Pour Jacob Sharvit, directeur du département d’archéologie marine de l’AIA, ce bijou « donne, peut-être, une indication sur son propriétaire, un chrétien des premiers temps du christianisme ». En effet, « l’image du « Bon berger » est l’une des premières images et l’une des plus anciennes utilisées dans le christianisme pour symboliser Jésus. Elle représente Jésus comme le berger compatissant de l’humanité, étendant sa bienveillance à son troupeau de croyants et à toute l’humanité », précise l’archéologue.

Une pierre de gemme rouge de la taille d’un ongle

En outre, la ville de Césarée, proche du lieu de la découverte, est « un site d’une grande importance dans la tradition chrétienne. Césarée fut l’un des premiers centres du christianisme et abrita l’une des premières communautés chrétiennes ».

Découverte en Isräël, près du rivage d'une pierre de gemme rouge gravée d'une lyre, connue comme la "lyre d'Apollon" ou la "harpe de David"
Une autre pièce retrouvée est une pierre de gemme rouge de la taille d’un ongle, sur laquelle est gravée une lyre. (Yaniv Berman, Israel Antiquities Authority)

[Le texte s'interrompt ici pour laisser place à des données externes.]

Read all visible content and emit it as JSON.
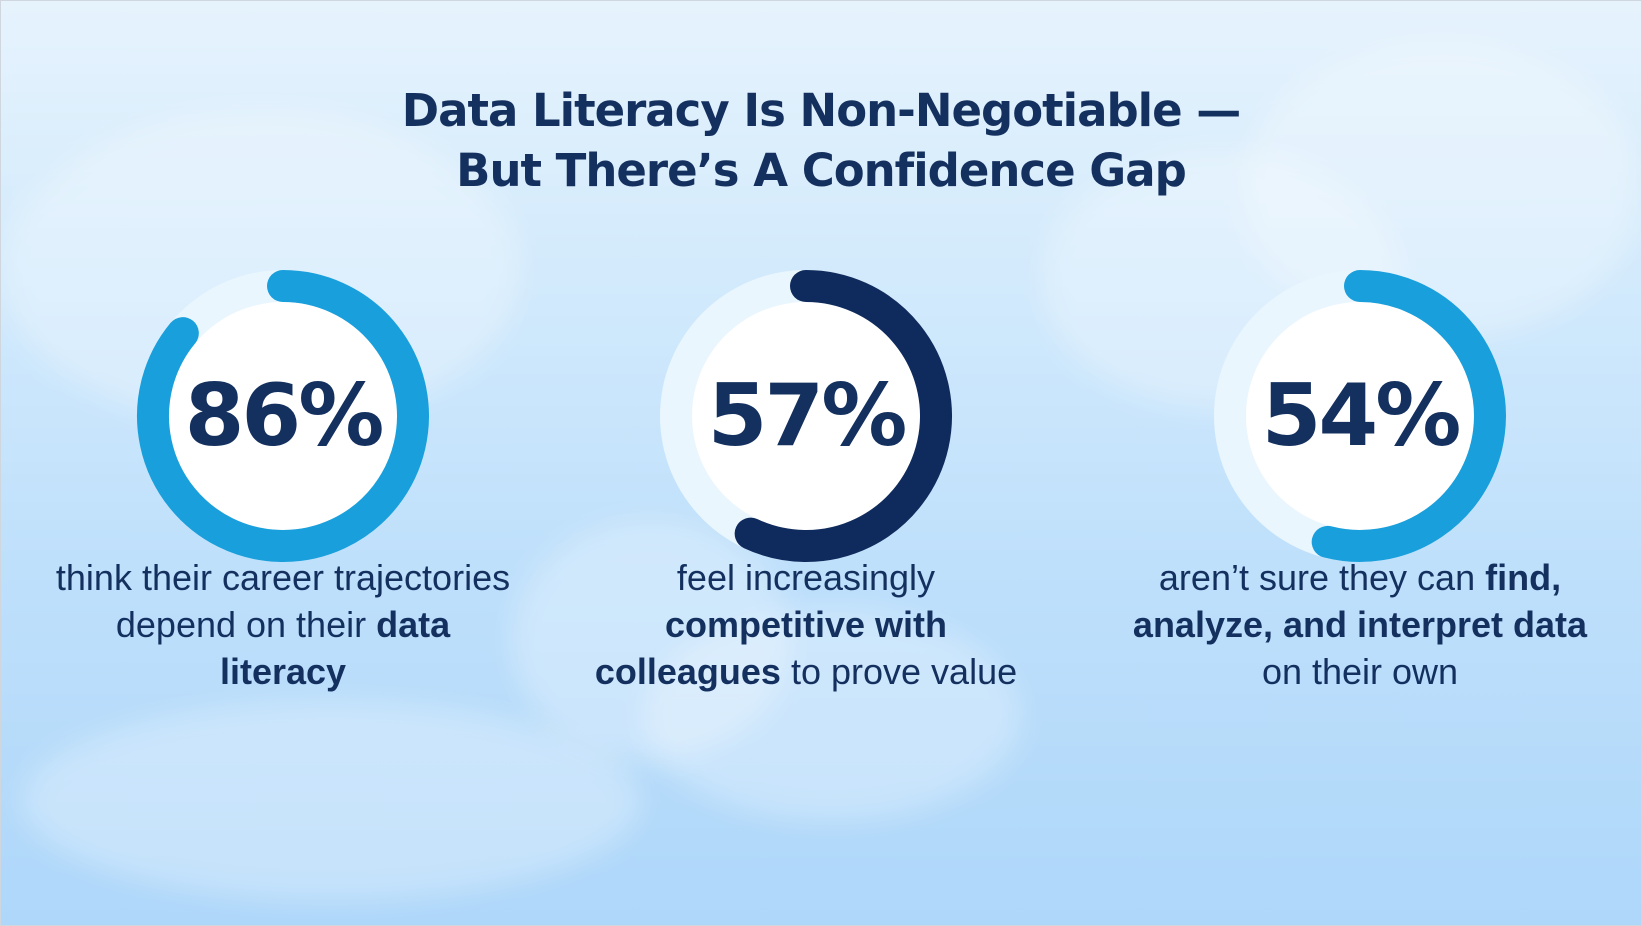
{
  "title": {
    "line1": "Data Literacy Is Non-Negotiable —",
    "line2": "But There’s A Confidence Gap"
  },
  "colors": {
    "background_top": "#e6f3fd",
    "background_bottom": "#aed7fa",
    "text": "#14305f",
    "ring_light_blue": "#199fdc",
    "ring_dark_navy": "#0f2a5c",
    "ring_track": "#eaf6fe",
    "ring_center": "#ffffff"
  },
  "chart_data": [
    {
      "type": "donut",
      "value": 86,
      "max": 100,
      "label": "86%",
      "color": "#199fdc",
      "caption": [
        {
          "text": "think their career trajectories depend on their ",
          "bold": false
        },
        {
          "text": "data literacy",
          "bold": true
        }
      ]
    },
    {
      "type": "donut",
      "value": 57,
      "max": 100,
      "label": "57%",
      "color": "#0f2a5c",
      "caption": [
        {
          "text": "feel increasingly ",
          "bold": false
        },
        {
          "text": "competitive with colleagues",
          "bold": true
        },
        {
          "text": " to prove value",
          "bold": false
        }
      ]
    },
    {
      "type": "donut",
      "value": 54,
      "max": 100,
      "label": "54%",
      "color": "#199fdc",
      "caption": [
        {
          "text": "aren’t sure they can ",
          "bold": false
        },
        {
          "text": "find, analyze, and interpret data",
          "bold": true
        },
        {
          "text": " on their own",
          "bold": false
        }
      ]
    }
  ]
}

Autre merveille révélée par la mer, une pierre de gemme rouge de la taille d’un ongle, sur laquelle est gravée une lyre, connue dans la mythologie grecque sous le nom de « Lyre d’Apollon » et dans la tradition juive sous celui de « Harpe de David ». « Chaque fois que l’esprit de Dieu venait sur Saül, David prenait sa harpe et jouait », raconte le livre de Samuel dans l’Ancien Testament.